Below, watch Parquet Courts perform “Captive Of The Sun” with rapper Bun B on The Late Show With Stephen Colbert, receiving a standing ovation from the studio audience. “Captive Of The Sun” is taken from Human Performance, out now on Rough Trade Records.

“The final product of this album is Exhibit A that we made it through the shit, solved the problem, had the chuckle, took the piss, made up with the other guy, and got home in one piece,” laughs bassist Sean Yeaton.

Whereas other Parquets Courts albums were recorded in a matter of days or weeks, for Human Performance the band took an entire year; it’s the first LP that finds all four band members contributing songs.

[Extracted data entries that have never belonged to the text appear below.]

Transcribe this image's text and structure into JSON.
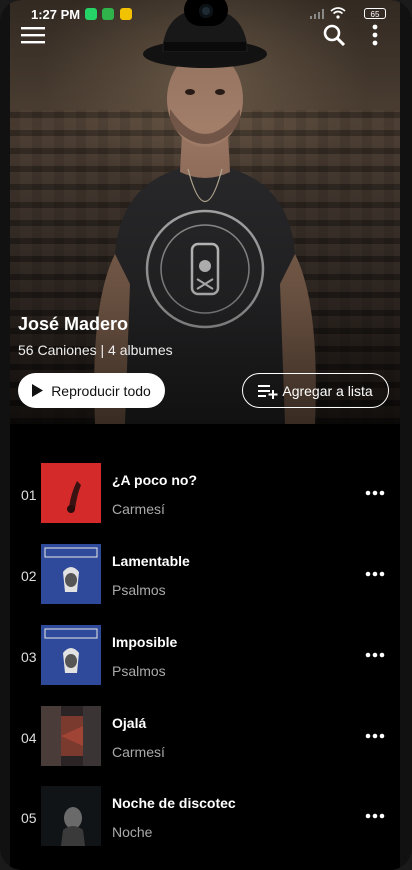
{
  "status_bar": {
    "time": "1:27 PM",
    "battery": "65"
  },
  "artist": {
    "name": "José Madero",
    "meta": "56 Caniones | 4 albumes"
  },
  "actions": {
    "play_all_label": "Reproducir todo",
    "add_to_list_label": "Agregar a lista"
  },
  "icons": {
    "menu": "hamburger-menu-icon",
    "search": "search-icon",
    "overflow": "more-vertical-icon",
    "play": "play-icon",
    "playlist_add": "playlist-add-icon",
    "track_more": "more-horizontal-icon"
  },
  "colors": {
    "accent_red": "#d42a2a",
    "album_psalmos_blue": "#2f4a9a"
  },
  "tracks": [
    {
      "number": "01",
      "title": "¿A poco no?",
      "album": "Carmesí"
    },
    {
      "number": "02",
      "title": "Lamentable",
      "album": "Psalmos"
    },
    {
      "number": "03",
      "title": "Imposible",
      "album": "Psalmos"
    },
    {
      "number": "04",
      "title": "Ojalá",
      "album": "Carmesí"
    },
    {
      "number": "05",
      "title": "Noche de discotec",
      "album": "Noche"
    }
  ]
}
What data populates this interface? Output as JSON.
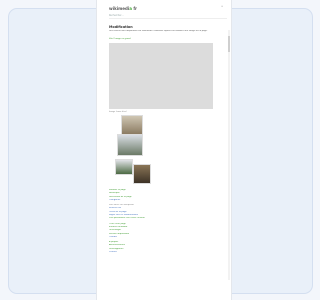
{
  "header": {
    "logo_main": "wikimedi",
    "logo_accent": "a",
    "logo_suffix": " fr",
    "menu_link": "≡",
    "search_text": "Rechercher…"
  },
  "article": {
    "title": "Modification",
    "body": "Des fichiers sont disponibles sur Wikimedia Commons. Ajouter ou modifier une image sur la page.",
    "caption_link": "Voir l’image en grand",
    "viewer_caption": "Image (sans titre)"
  },
  "links": [
    {
      "text": "Modifier la page",
      "kind": "green"
    },
    {
      "text": "Historique",
      "kind": "green"
    },
    {
      "text": "Discussion de la page",
      "kind": "green"
    },
    {
      "text": "Catégories",
      "kind": "blue"
    },
    {
      "text": "Voir aussi sur Wikipédia",
      "kind": "grey"
    },
    {
      "text": "Fichiers liés",
      "kind": "blue"
    },
    {
      "text": "Outils de la page",
      "kind": "blue"
    },
    {
      "text": "Pages liées et modifications",
      "kind": "blue"
    },
    {
      "text": "Lien permanent vers cette version",
      "kind": "green"
    },
    {
      "text": "Citer cette page",
      "kind": "green"
    },
    {
      "text": "Élément Wikidata",
      "kind": "green"
    },
    {
      "text": "Télécharger",
      "kind": "green"
    },
    {
      "text": "Version imprimable",
      "kind": "green"
    },
    {
      "text": "Contact",
      "kind": "blue"
    },
    {
      "text": "À propos",
      "kind": "green"
    },
    {
      "text": "Avertissements",
      "kind": "green"
    },
    {
      "text": "Développeurs",
      "kind": "green"
    },
    {
      "text": "Licence",
      "kind": "blue"
    }
  ]
}
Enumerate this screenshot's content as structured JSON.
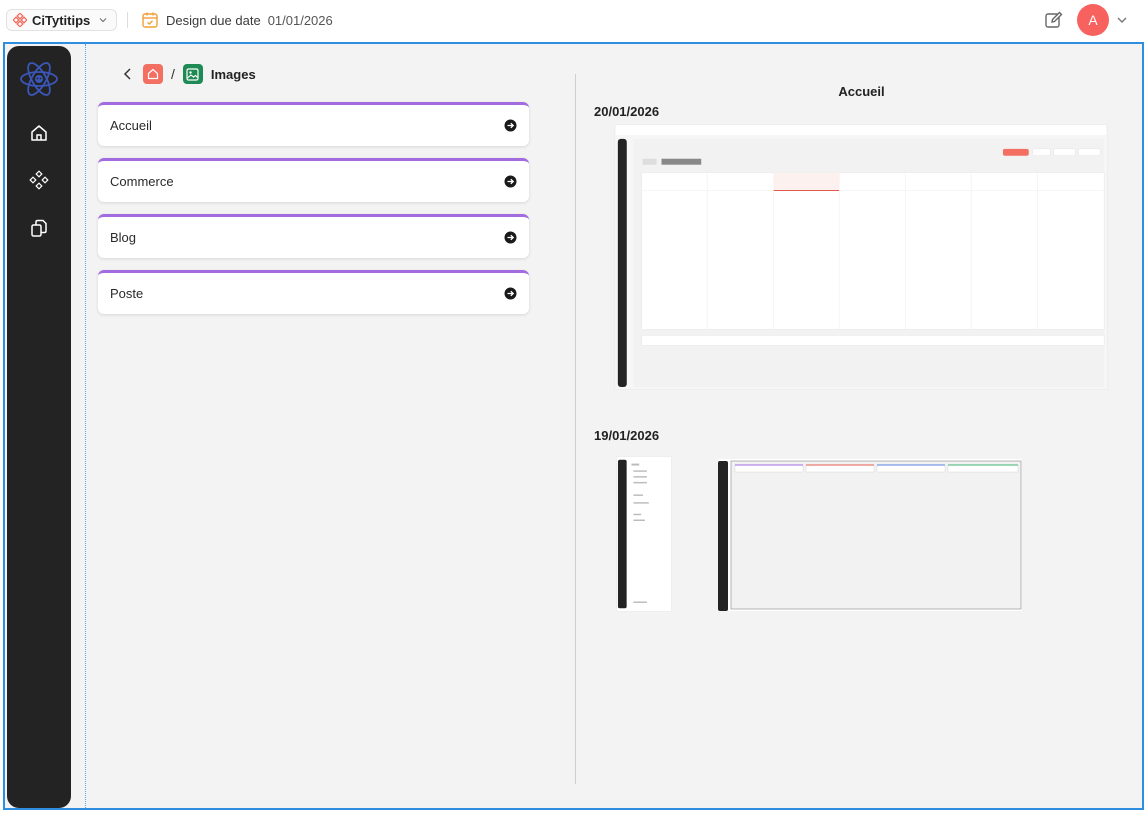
{
  "topbar": {
    "project_name": "CiTytitips",
    "due_label": "Design due date",
    "due_date": "01/01/2026",
    "avatar_initial": "A"
  },
  "breadcrumb": {
    "title": "Images",
    "separator": "/"
  },
  "pages": [
    {
      "label": "Accueil"
    },
    {
      "label": "Commerce"
    },
    {
      "label": "Blog"
    },
    {
      "label": "Poste"
    }
  ],
  "preview": {
    "title": "Accueil",
    "groups": [
      {
        "date": "20/01/2026"
      },
      {
        "date": "19/01/2026"
      }
    ]
  },
  "colors": {
    "accent_purple": "#a36be0",
    "avatar": "#f7625e",
    "frame_blue": "#2f8ee0",
    "rail": "#232323",
    "home_icon_bg": "#f26f62",
    "image_icon_bg": "#1e8a54",
    "calendar_icon": "#f0a03a"
  },
  "icons": {
    "project": "grid-dots-icon",
    "due": "calendar-check-icon",
    "edit": "edit-icon",
    "rail": [
      "home-icon",
      "components-icon",
      "pages-icon"
    ],
    "card_action": "arrow-right-circle-icon"
  }
}
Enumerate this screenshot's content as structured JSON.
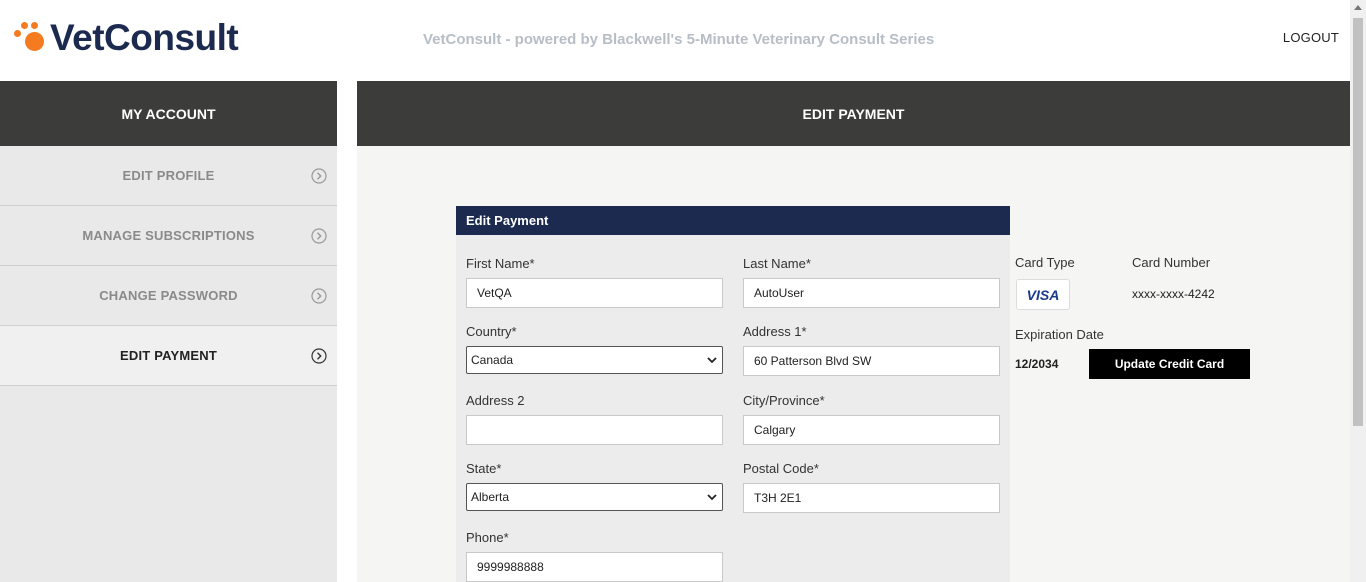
{
  "header": {
    "logo_text": "VetConsult",
    "tagline": "VetConsult - powered by Blackwell's 5-Minute Veterinary Consult Series",
    "logout_label": "LOGOUT"
  },
  "sidebar": {
    "title": "MY ACCOUNT",
    "items": [
      {
        "label": "EDIT PROFILE"
      },
      {
        "label": "MANAGE SUBSCRIPTIONS"
      },
      {
        "label": "CHANGE PASSWORD"
      },
      {
        "label": "EDIT PAYMENT"
      }
    ]
  },
  "main": {
    "title": "EDIT PAYMENT"
  },
  "form": {
    "title": "Edit Payment",
    "first_name_label": "First Name*",
    "first_name_value": "VetQA",
    "last_name_label": "Last Name*",
    "last_name_value": "AutoUser",
    "country_label": "Country*",
    "country_value": "Canada",
    "address1_label": "Address 1*",
    "address1_value": "60 Patterson Blvd SW",
    "address2_label": "Address 2",
    "address2_value": "",
    "city_label": "City/Province*",
    "city_value": "Calgary",
    "state_label": "State*",
    "state_value": "Alberta",
    "postal_label": "Postal Code*",
    "postal_value": "T3H 2E1",
    "phone_label": "Phone*",
    "phone_value": "9999988888"
  },
  "card": {
    "type_label": "Card Type",
    "type_value": "VISA",
    "number_label": "Card Number",
    "number_value": "xxxx-xxxx-4242",
    "expiration_label": "Expiration Date",
    "expiration_value": "12/2034",
    "update_label": "Update Credit Card"
  },
  "colors": {
    "brand_orange": "#f47b20",
    "brand_navy": "#1b2a4e",
    "header_dark": "#3c3c3a"
  }
}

Human Performance brings expansive sonic experimentation and shining melodic introspection onto matters of the heart, matters of humanity, of identity. “I told you I loved you, did I even deserve it when you returned it?” singer/guitarist Andrew Savage wonders on the title track. It’s also their most pop-oriented collection yet, coming only months after the release of the largely instrumental Monastic Living EP; a record that was actually made at the same time.

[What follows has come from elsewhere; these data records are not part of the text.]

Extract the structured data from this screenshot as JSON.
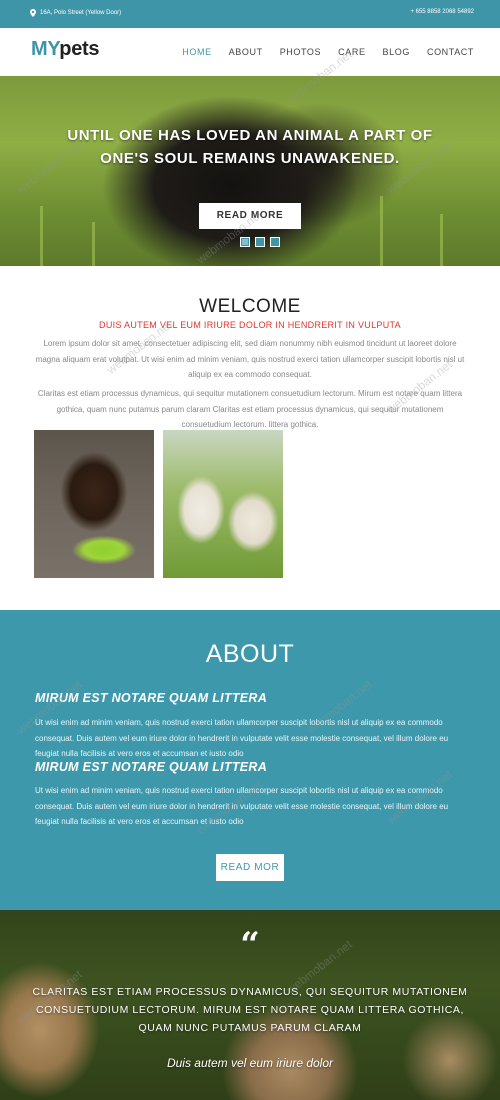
{
  "topbar": {
    "address": "16A, Polo Street (Yellow Door)",
    "phone": "+ 655 8858 2068 54892",
    "pin_icon": "map-pin-icon"
  },
  "brand": {
    "logo_part1": "MY",
    "logo_part2": "pets"
  },
  "nav": {
    "items": [
      {
        "label": "HOME",
        "active": true
      },
      {
        "label": "ABOUT",
        "active": false
      },
      {
        "label": "PHOTOS",
        "active": false
      },
      {
        "label": "CARE",
        "active": false
      },
      {
        "label": "BLOG",
        "active": false
      },
      {
        "label": "CONTACT",
        "active": false
      }
    ]
  },
  "hero": {
    "title_line1": "UNTIL ONE HAS LOVED AN ANIMAL A PART OF",
    "title_line2": "ONE'S SOUL REMAINS UNAWAKENED.",
    "button": "READ MORE",
    "slides": 3,
    "active_slide": 1
  },
  "welcome": {
    "title": "WELCOME",
    "subtitle": "DUIS AUTEM VEL EUM IRIURE DOLOR IN HENDRERIT IN VULPUTA",
    "paragraph1": "Lorem ipsum dolor sit amet, consectetuer adipiscing elit, sed diam nonummy nibh euismod tincidunt ut laoreet dolore magna aliquam erat volutpat. Ut wisi enim ad minim veniam, quis nostrud exerci tation ullamcorper suscipit lobortis nisl ut aliquip ex ea commodo consequat.",
    "paragraph2": "Claritas est etiam processus dynamicus, qui sequitur mutationem consuetudium lectorum. Mirum est notare quam littera gothica, quam nunc putamus parum claram Claritas est etiam processus dynamicus, qui sequitur mutationem consuetudium lectorum. littera gothica."
  },
  "about": {
    "title": "ABOUT",
    "heading1": "MIRUM EST NOTARE QUAM LITTERA",
    "text1": "Ut wisi enim ad minim veniam, quis nostrud exerci tation ullamcorper suscipit lobortis nisl ut aliquip ex ea commodo consequat. Duis autem vel eum iriure dolor in hendrerit in vulputate velit esse molestie consequat, vel illum dolore eu feugiat nulla facilisis at vero eros et accumsan et iusto odio",
    "heading2": "MIRUM EST NOTARE QUAM LITTERA",
    "text2": "Ut wisi enim ad minim veniam, quis nostrud exerci tation ullamcorper suscipit lobortis nisl ut aliquip ex ea commodo consequat. Duis autem vel eum iriure dolor in hendrerit in vulputate velit esse molestie consequat, vel illum dolore eu feugiat nulla facilisis at vero eros et accumsan et iusto odio",
    "button": "READ MOR"
  },
  "testimonial": {
    "quote_mark": "“",
    "text": "CLARITAS EST ETIAM PROCESSUS DYNAMICUS, QUI SEQUITUR MUTATIONEM CONSUETUDIUM LECTORUM. MIRUM EST NOTARE QUAM LITTERA GOTHICA, QUAM NUNC PUTAMUS PARUM CLARAM",
    "author": "Duis autem vel eum iriure dolor"
  },
  "watermark": "webmoban.net",
  "colors": {
    "accent": "#3f95a8",
    "sub_red": "#e0362b"
  }
}
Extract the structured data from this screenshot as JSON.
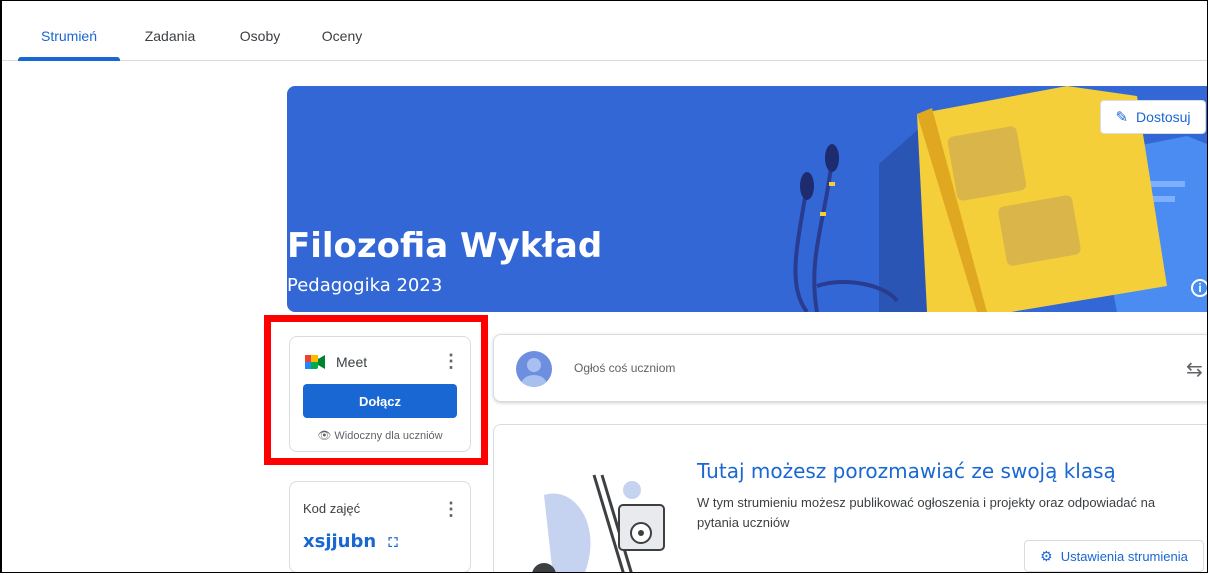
{
  "tabs": [
    {
      "label": "Strumień",
      "active": true
    },
    {
      "label": "Zadania",
      "active": false
    },
    {
      "label": "Osoby",
      "active": false
    },
    {
      "label": "Oceny",
      "active": false
    }
  ],
  "banner": {
    "title": "Filozofia Wykład",
    "subtitle": "Pedagogika 2023",
    "customize_label": "Dostosuj",
    "color": "#3367d6"
  },
  "meet": {
    "label": "Meet",
    "join_label": "Dołącz",
    "visibility_label": "Widoczny dla uczniów"
  },
  "class_code": {
    "title": "Kod zajęć",
    "value": "xsjjubn"
  },
  "announce": {
    "placeholder": "Ogłoś coś uczniom"
  },
  "welcome": {
    "title": "Tutaj możesz porozmawiać ze swoją klasą",
    "description": "W tym strumieniu możesz publikować ogłoszenia i projekty oraz odpowiadać na pytania uczniów",
    "settings_label": "Ustawienia strumienia"
  },
  "colors": {
    "accent": "#1967d2",
    "highlight": "#ff0000"
  }
}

“In a way, Monastic Living was like a palate cleanser for us as a band,” explains singer/guitarist Austin Brown, who produced the entire record, and mixed it in Austin at Jim Eno’s Public Hi-Fi, “maybe a return to our roots of improvising together, and being a bit more free, and seeing what kind of new sounds we could make.”

The recording sessions started at Justin Pizzoferrato’s Sonelab in Western Massachusetts. Some of it was also made with Tom Schick and Jeff Tweedy at The Loft, Wilco’s visionary studio in Chicago, but the majority of Human Performance was made at Dreamland Studios, a massive upstate NY pentecostal church where records have been made by The Breeders, Dinosaur Jr, and the B-52s (including “Love Shack”). They spent three weeks straight there, writing by day and recording with Pizzoferrato by night.

The result is a record with a palpable sense of fragility. “The process of writing and recording Human Performance, for me, was a fairly uncomfortable confrontation with my emotions,” Andrew says. “Emotions I don’t think I’ve fully explored in my life, artistic or otherwise.”

Human Performance is fittingly laced with as much static as softness, with tight-wound percussion pushing along meandering, wistful melodies. There are dazed and disoriented earworms, echoing group chants, downtempo ballads with wired riffs. Lovers leave, existential confusion replaces them, weeks pass, the J train rolls by.

The record leads with “Dust”, a 4-minute opener that takes the mundane daily duty of sweeping the floor and turns it into a frantic, obsessive call for action. “Dust is everywhere … Sweep!” they drolly repeat, before their cyclic back beat gives way to explosive, everyday city sound of car horns.

Andrew says “Human Performance” is his most personal song on the record, a solemn musing on love drifting away, a picture-perfect memory of the beginning of things and a hazier recollection of the ending. “It didn’t feel right to be shouting, barking,” he says, reflecting on his tendency to really sing for this first time on this album. “I think a lot of people are attracted to a sort of cerebral side of Parquet Courts, in the lyricism. There has always been the emotional side of our band, which I think has always been an important balance, but Human Performance marks a point where the scales have tipped. I began to question my humanity, and if it was always as sincere as I thought, or if it was a performance. I felt like a malfunctioning apparatus. Like a machine programmed to be human showing signs of defect.”

“There is a lot of darkness, and general anguish being worked out on this record,” Austin adds. “But it ends kind of peacefully, kind of accepting that you can’t do much about it.”